Most everyone applies an unconscious standard when judging the relative merit of someone’s decision to leave a bad marriage. In other words, we all have a “line.” And when someone crosses it, we’re emotionally willing to clear the offended partner for take-off. For some, the “line” is easily crossed. For others, the “line” exists somewhere beyond the asteroid belt. But we all have one; it’s just a matter of where we choose to draw it, either consciously or unconsciously.
Think about the last time you heard someone tell his or her divorce story. We’ve all experienced this. As the newly emancipated soul explains the events leading up to the final decision to leave, we smile politely, thinking, I don’t know. Perhaps this person gave up too easily. Then, a particular detail triggers a response. Somewhere, down in the deep recesses of intuition, a signals goes off telling us that a “line” has been crossed. Perhaps the trigger was infidelity, or substance abuse, or dishonesty. Suddenly, we’re nodding in outraged approval, wondering why he or she waited so long to divorce.

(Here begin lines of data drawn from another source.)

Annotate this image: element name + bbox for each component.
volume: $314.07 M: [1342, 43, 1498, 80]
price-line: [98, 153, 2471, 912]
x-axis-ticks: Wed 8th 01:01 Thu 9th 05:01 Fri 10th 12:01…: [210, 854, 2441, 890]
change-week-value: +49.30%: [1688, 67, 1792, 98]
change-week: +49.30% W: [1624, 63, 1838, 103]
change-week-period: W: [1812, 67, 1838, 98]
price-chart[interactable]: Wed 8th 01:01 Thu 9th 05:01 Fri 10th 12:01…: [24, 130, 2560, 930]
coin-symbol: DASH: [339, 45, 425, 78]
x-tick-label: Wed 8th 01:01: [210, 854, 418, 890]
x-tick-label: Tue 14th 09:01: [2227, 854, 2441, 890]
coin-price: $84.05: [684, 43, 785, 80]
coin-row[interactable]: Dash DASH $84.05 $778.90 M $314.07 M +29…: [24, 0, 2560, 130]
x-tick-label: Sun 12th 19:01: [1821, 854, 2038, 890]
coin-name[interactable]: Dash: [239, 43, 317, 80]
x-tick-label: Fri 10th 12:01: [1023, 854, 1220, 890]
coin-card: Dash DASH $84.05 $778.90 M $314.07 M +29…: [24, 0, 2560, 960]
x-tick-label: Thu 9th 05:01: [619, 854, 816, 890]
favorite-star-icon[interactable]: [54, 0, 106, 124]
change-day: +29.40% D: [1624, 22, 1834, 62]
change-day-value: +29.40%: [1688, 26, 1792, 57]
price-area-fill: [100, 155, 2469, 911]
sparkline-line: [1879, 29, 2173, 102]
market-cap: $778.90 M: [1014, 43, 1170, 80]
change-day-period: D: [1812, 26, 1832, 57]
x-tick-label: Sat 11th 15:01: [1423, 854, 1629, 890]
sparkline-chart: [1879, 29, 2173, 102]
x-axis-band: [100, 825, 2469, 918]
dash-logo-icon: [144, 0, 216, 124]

During the late 1980s, a pair of researchers, James and Phyllis Alsdurf, wanted to know where church leaders drew their lines based on their firsthand experience. They sent a questionnaire to more than 5000 Protestant pastors in the United States, asking about their personal encounters with spousal abuse. One question in particular yielded opinions that some would consider disturbing. The leaders were asked, “How intense must marital violence be in order to justify a Christian woman leaving the home?” Study the results.
According to the researchers, “written comments from pastors revealed them to be a group concerned about women but torn by the theological perspectives they hold which conflict with this concern.” “Most pastors in this study indicated that they would be more than willing to accept a marriage in which some wife abuse is present—even though it is ‘not God’s perfect will’—than they would be to advise separation, which could end in divorce.”
To be fair, leaders in Christian ministry must consider the implications of divorce beyond the immediate needs of just one individual and his or her family. They recognize that the very institution of marriage and the survival of the traditional family are at stake. In 1980, statistics hinted that the “traditional” family, consisting of a working dad and home-keeping mother raising 2 of their own children, had long been an “ideal” of the past. By that time, only 7 percent of all households fit that model. Today, the United States Census Bureau doesn’t even have a category for the “traditional” or “nuclear” family. Through the nineties, blended families—households with children from previous marriages—overtook those where mom and dad reared their own children together. And by 2000, one out of every four households with children had a single mom or dad at the helm. As a result of these and other trends, “married couples with children” has become the slowest growing category of family over the last thirty years, with single-parent families growing the fastest in the last ten.
The replacement of the nuclear family by other types of household appeared to be both rapid and steady. The divorce trend, starting in the turbulent 1960s and continuing throughout the disorienting 1970s, appeared to place the family in peril of extinction. Consequently, church leaders felt compelled to shore it up, placing the needs of the many above those of the few. This undoubtedly explains why “only two per cent of the pastors said they would support a divorce (not merely separation) in situations of violence.”
Bear in mind that the Alsdurf study examined the issue of physical violence, not something as subjective as “emotional abuse” or “control issues.” Of all marital problems, physical violence is one of the easiest to prove. Bruises don’t lie. Nevertheless, “almost half of the pastors were concerned that the husband’s violence not be overemphasized and used as a ‘justification’ for breaking the marriage commitment.”
I’m not suggesting that pastors—or anyone else—should relax their commitment to upholding the marriage covenant. Not by a long shot. But at some point, we must ask ourselves, were people made for marriage, or marriage made for people? (Mark 2:27). Are we now guilty of venerating the institution of marriage over its original design, like the Pharisees obsessed over the Sabbath? Have we lost sight of the purpose of marriage in God’s ultimate program to make us more like Christ?
God gave us marriage as a blessing, not as a curse. The permanence of marriage was never intended to insulate the unrepentant sinner from the consequences of his or her sin.
 James and Phyllis Alsdurf, Battered into Submission (Downers Grove: InterVarsity, 1989), 153.
 Ibid., 158.
 Alvin Toffler, The Third Wave (New York: Bantam Books, Inc., 1981), 211–12.